Search code examples
partitioningshardingcrate

Crate database - relation between shards and partitions and nodes


I am new to crate database and trying to understand relation between shards, partitions and nodes.

  1. How many partitions corresponds to one shard?
  2. Can I configure to send data of a particular partition to be part of particular shard?
  3. Can I configure to send a particular shard to particular node ?
  4. Can I move a shard from one node to another in crate cluster as it can be done in elasticsearch?
  5. Can I have different number of replicas per shard ?

Usecase is to keep the latest data on few of my best performing nodes with more replicas and older data on not so good hardware with 0 or just 1 replica.


Solution

  • Shards are the smallest "unit of data" Crate has and a table should have an appropriate amount (not an exact science, I know) to distribute the data (and by extent the workload) evenly across the cluster, since this is done within those shards. Currently there is no direct control over placement (on which node) and replication of particular shards.

    How many partitions corresponds to one shard?

    Actually it's the other way around: A partition has a few shards, since a partition is treated like a "sub-table" with a subset of data in it.

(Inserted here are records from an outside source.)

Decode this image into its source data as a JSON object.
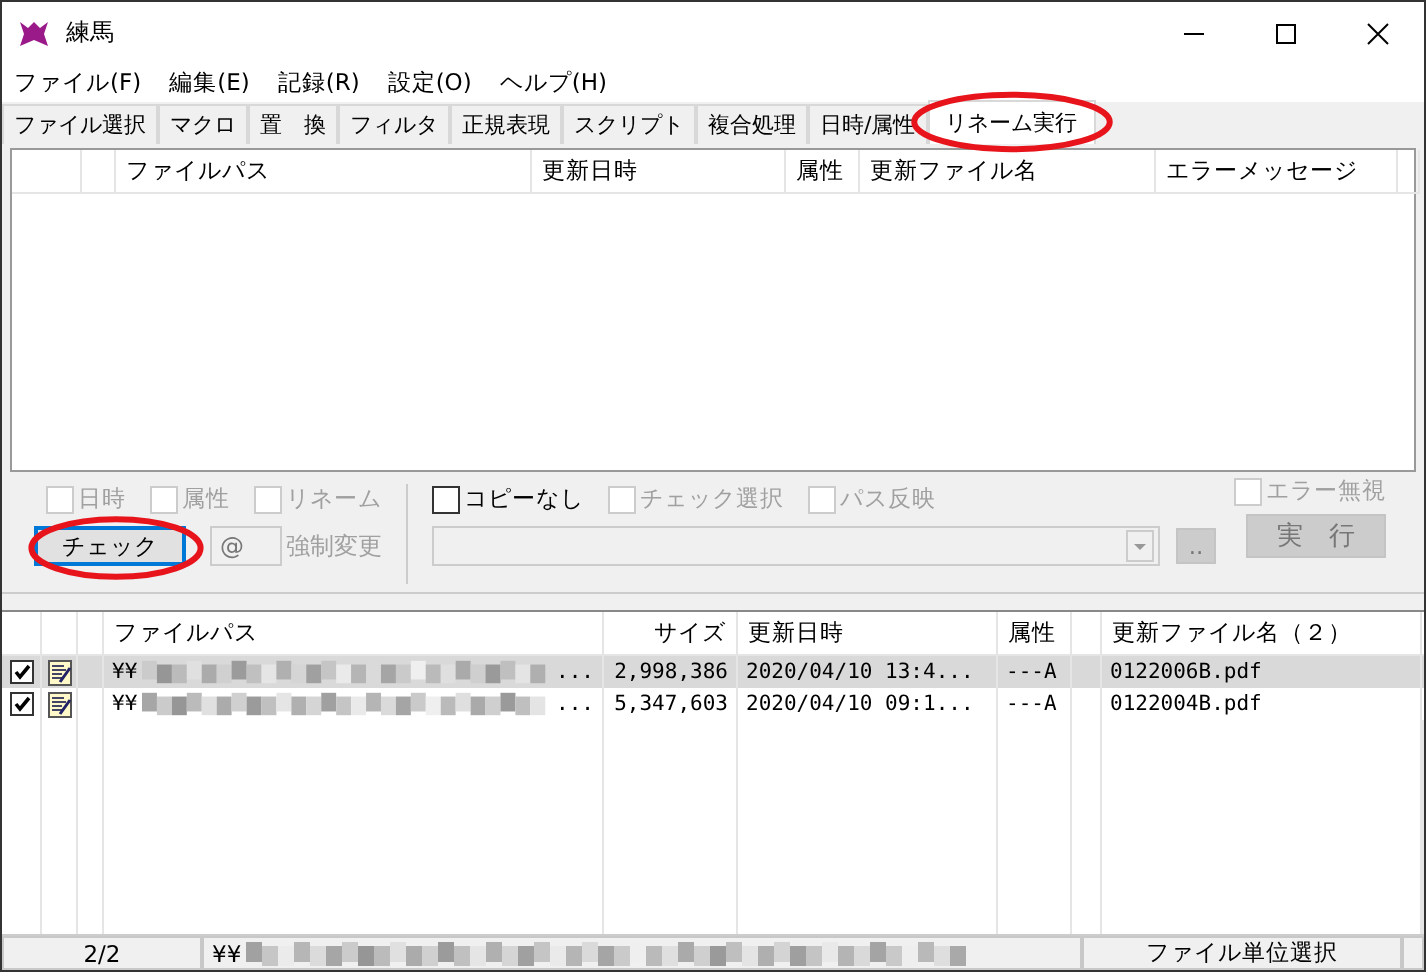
{
  "window": {
    "title": "練馬"
  },
  "menu": [
    "ファイル(F)",
    "編集(E)",
    "記録(R)",
    "設定(O)",
    "ヘルプ(H)"
  ],
  "tabs": [
    {
      "label": "ファイル選択",
      "selected": false,
      "highlighted": false
    },
    {
      "label": "マクロ",
      "selected": false,
      "highlighted": false
    },
    {
      "label": "置　換",
      "selected": false,
      "highlighted": false
    },
    {
      "label": "フィルタ",
      "selected": false,
      "highlighted": false
    },
    {
      "label": "正規表現",
      "selected": false,
      "highlighted": false
    },
    {
      "label": "スクリプト",
      "selected": false,
      "highlighted": false
    },
    {
      "label": "複合処理",
      "selected": false,
      "highlighted": false
    },
    {
      "label": "日時/属性",
      "selected": false,
      "highlighted": false
    },
    {
      "label": "リネーム実行",
      "selected": true,
      "highlighted": true
    }
  ],
  "result_list": {
    "columns": [
      "ファイルパス",
      "更新日時",
      "属性",
      "更新ファイル名",
      "エラーメッセージ"
    ]
  },
  "options": {
    "left_checkboxes": [
      {
        "label": "日時",
        "checked": false,
        "disabled": true
      },
      {
        "label": "属性",
        "checked": false,
        "disabled": true
      },
      {
        "label": "リネーム",
        "checked": false,
        "disabled": true
      }
    ],
    "check_button": {
      "label": "チェック",
      "highlighted": true
    },
    "marker_field": {
      "value": "@",
      "disabled": true
    },
    "force_change": {
      "label": "強制変更",
      "disabled": true
    },
    "right_checkboxes": [
      {
        "label": "コピーなし",
        "checked": false,
        "disabled": false
      },
      {
        "label": "チェック選択",
        "checked": false,
        "disabled": true
      },
      {
        "label": "パス反映",
        "checked": false,
        "disabled": true
      }
    ],
    "ignore_errors": {
      "label": "エラー無視",
      "checked": false,
      "disabled": true
    },
    "path_combo": {
      "disabled": true
    },
    "browse_button": {
      "label": "..",
      "disabled": true
    },
    "run_button": {
      "label": "実　行",
      "disabled": true
    }
  },
  "files": {
    "columns": [
      "ファイルパス",
      "サイズ",
      "更新日時",
      "属性",
      "更新ファイル名（２）"
    ],
    "rows": [
      {
        "checked": true,
        "selected": true,
        "path_start": "¥¥",
        "path_end": "...",
        "size": "2,998,386",
        "modified": "2020/04/10 13:4...",
        "attributes": "---A",
        "new_name": "0122006B.pdf"
      },
      {
        "checked": true,
        "selected": false,
        "path_start": "¥¥",
        "path_end": "...",
        "size": "5,347,603",
        "modified": "2020/04/10 09:1...",
        "attributes": "---A",
        "new_name": "0122004B.pdf"
      }
    ]
  },
  "status_bar": {
    "count": "2/2",
    "path_start": "¥¥",
    "mode": "ファイル単位選択"
  }
}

A partition is created from the original CREATE TABLE statement (it is used as a template) and can therefore even have a different shard count than other partitions.

    Can I configure to send data of a particular partition to be part of particular shard?

    Well, no - not explicitly. The shard management is handled in the background by a magic algorithm :) Controlling the partition a row resides in is as simple as updating the partition column's value.

    Can I configure to send a particular shard to particular node ?

    No. There are knobs in the configuration to control the # of shards on a node in general: https://crate.io/docs/reference/configuration.html#allocation but it's not recommended to change these setting unless you know exactly what you are doing ;)

    Can I move a shard from one node to another in crate cluster as it can be done in elasticsearch?

    No, not explicitly.

    Can I have different number of replicas per shard ?

    No, replicas are a per-table setting and the whole table will be affected.

    Usecase is to keep the latest data on few of my best performing nodes with more replicas and older data on not so good hardware with 0 or just 1 replica.

    For this use case I would recommend using either a second table (you cannot control on what machine the data is stored though), or - if you don't need to query the data - use your old machines to store the snapshots: https://crate.io/a/backing-up-and-restoring-crate/ and restore it when needed.

    Cheers, Claus